The Fourier transform is a linear transform. At least in the discrete, finite dimensional case, it can be represented as a unitary matrix, meaning that it has a nontrivial square root (although not necessarily a unique one). These square roots have the property that if you apply the transformation twice, you get the Fourier transform.

What can be said about these linear transformations? In particular I'd be interested in learning the following two things:

  1. What do the columns of the matrix in question look like? (Basis functions)
  2. Is there an equivalent of the convolution theorem for this transform? What do pointwise multiplication and convolution become in the transformed domain?
  3. Does this have an extension to continuous function spaces, or to distributions, as does the Fourier transform?

Best Answer

To take it one step further than DisintegratingByParts's answer:

The Fourier transform $\mathcal F$ is unitary on $L^2({\mathbb R})$ with spectrum $\{1,i,-1,-i\}$. This means that $\mathcal F$ effectively behaves like a finite-dimensional diagonal operator. In particular, (basically) any square root of $\mathcal F$ can be written as a polynomial of degree $3$ in $\mathcal F$ itself. These polynomials can be deduced by Lagrange interpolation and equal

$$p(x) = \pm \frac{1}{4} (x+1)(x^2+1) \pm \frac{1+i}{4 i \sqrt{2}} (x^2-1)(x+i) \pm \frac{i}{4} (x-1)(x^2+1) \pm \frac{-1+i}{4 i \sqrt{2}} (x^2-1)(x-i).$$

So the answers are:

  1. On $\mathbb R$, the basis functions are Hermite functions like DisintegratingByParts mentioned. In higher dimensions, $L^2(\mathbb R^d)$ can be decomposed into invariant subspaces whose angular parts are given by spherical harmonics.
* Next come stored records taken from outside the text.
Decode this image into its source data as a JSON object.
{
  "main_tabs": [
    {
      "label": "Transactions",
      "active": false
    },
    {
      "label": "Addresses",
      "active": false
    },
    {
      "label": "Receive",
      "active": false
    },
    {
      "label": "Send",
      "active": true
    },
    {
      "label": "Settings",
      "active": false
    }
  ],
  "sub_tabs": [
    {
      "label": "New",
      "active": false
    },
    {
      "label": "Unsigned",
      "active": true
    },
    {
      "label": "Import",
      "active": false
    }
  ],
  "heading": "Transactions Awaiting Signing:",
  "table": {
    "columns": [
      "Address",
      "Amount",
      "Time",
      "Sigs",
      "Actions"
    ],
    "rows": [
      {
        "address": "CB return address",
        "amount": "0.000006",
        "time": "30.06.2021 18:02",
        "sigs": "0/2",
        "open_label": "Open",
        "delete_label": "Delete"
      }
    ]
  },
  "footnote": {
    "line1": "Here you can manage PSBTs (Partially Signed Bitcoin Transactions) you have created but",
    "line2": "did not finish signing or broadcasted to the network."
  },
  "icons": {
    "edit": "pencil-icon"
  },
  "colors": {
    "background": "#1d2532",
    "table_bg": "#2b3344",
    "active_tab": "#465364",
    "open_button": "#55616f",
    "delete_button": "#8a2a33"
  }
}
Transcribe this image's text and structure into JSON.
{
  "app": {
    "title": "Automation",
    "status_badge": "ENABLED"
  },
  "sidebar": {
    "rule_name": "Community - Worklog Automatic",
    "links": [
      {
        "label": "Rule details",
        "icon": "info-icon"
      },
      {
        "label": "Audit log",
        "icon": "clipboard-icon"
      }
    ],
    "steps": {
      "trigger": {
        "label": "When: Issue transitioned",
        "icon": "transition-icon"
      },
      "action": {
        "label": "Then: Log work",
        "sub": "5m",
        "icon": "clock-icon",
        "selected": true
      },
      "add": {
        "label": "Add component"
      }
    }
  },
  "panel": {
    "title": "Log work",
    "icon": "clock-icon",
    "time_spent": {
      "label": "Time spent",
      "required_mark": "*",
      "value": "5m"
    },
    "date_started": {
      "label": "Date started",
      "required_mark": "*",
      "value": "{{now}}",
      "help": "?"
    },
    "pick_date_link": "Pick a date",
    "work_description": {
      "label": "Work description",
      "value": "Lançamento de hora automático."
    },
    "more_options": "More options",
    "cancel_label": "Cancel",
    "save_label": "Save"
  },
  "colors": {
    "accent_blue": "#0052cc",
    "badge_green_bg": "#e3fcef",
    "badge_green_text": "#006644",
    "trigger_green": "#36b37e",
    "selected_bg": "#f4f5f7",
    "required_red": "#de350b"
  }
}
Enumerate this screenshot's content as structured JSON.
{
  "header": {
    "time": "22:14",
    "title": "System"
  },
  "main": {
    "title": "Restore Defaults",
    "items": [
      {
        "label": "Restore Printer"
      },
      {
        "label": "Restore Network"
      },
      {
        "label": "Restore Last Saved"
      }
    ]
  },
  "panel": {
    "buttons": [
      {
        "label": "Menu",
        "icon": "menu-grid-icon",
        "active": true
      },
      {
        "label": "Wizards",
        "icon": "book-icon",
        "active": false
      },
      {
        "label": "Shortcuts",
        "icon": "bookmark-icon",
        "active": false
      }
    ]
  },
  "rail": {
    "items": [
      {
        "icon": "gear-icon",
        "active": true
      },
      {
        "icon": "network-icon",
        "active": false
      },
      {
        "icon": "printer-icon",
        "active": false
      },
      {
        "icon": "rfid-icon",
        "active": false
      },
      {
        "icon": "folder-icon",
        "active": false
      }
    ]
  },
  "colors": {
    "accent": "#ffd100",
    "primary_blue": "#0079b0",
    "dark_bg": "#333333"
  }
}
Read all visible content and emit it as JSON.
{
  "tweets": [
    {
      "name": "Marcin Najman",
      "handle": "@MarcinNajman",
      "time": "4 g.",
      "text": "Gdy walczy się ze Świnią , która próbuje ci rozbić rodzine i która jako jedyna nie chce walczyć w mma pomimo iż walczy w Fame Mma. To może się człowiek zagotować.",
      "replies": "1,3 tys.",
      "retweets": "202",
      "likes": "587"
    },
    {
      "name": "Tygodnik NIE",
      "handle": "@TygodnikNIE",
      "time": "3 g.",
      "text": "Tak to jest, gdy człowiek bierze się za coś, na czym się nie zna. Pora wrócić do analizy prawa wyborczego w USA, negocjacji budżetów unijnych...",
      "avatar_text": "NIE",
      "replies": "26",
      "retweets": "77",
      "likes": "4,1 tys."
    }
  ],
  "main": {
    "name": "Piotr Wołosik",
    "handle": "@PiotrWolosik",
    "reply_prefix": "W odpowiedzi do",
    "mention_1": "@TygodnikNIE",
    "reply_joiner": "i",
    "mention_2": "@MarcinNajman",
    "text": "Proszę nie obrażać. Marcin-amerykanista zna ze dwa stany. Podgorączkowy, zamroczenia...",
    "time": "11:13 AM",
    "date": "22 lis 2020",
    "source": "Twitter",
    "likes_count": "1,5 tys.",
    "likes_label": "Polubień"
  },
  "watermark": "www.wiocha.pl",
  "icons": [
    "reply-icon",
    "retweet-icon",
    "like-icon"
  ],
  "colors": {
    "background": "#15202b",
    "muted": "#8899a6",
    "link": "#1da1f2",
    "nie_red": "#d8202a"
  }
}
The book of Stein and Weiss has a very nice exposition.

  2. Generally convolution, pointwise multiplication, differentiaion, and multiplication by monomials will not transform into anything nice simply because the different terms in $p({\mathcal F})$ will transform differently. (It's easy to check that in none of the cases do coefficients magically vanish to produce unexpected symmetry).

  3. Because it's a polynomial in $\mathcal F$, it rather directly extends to distributions.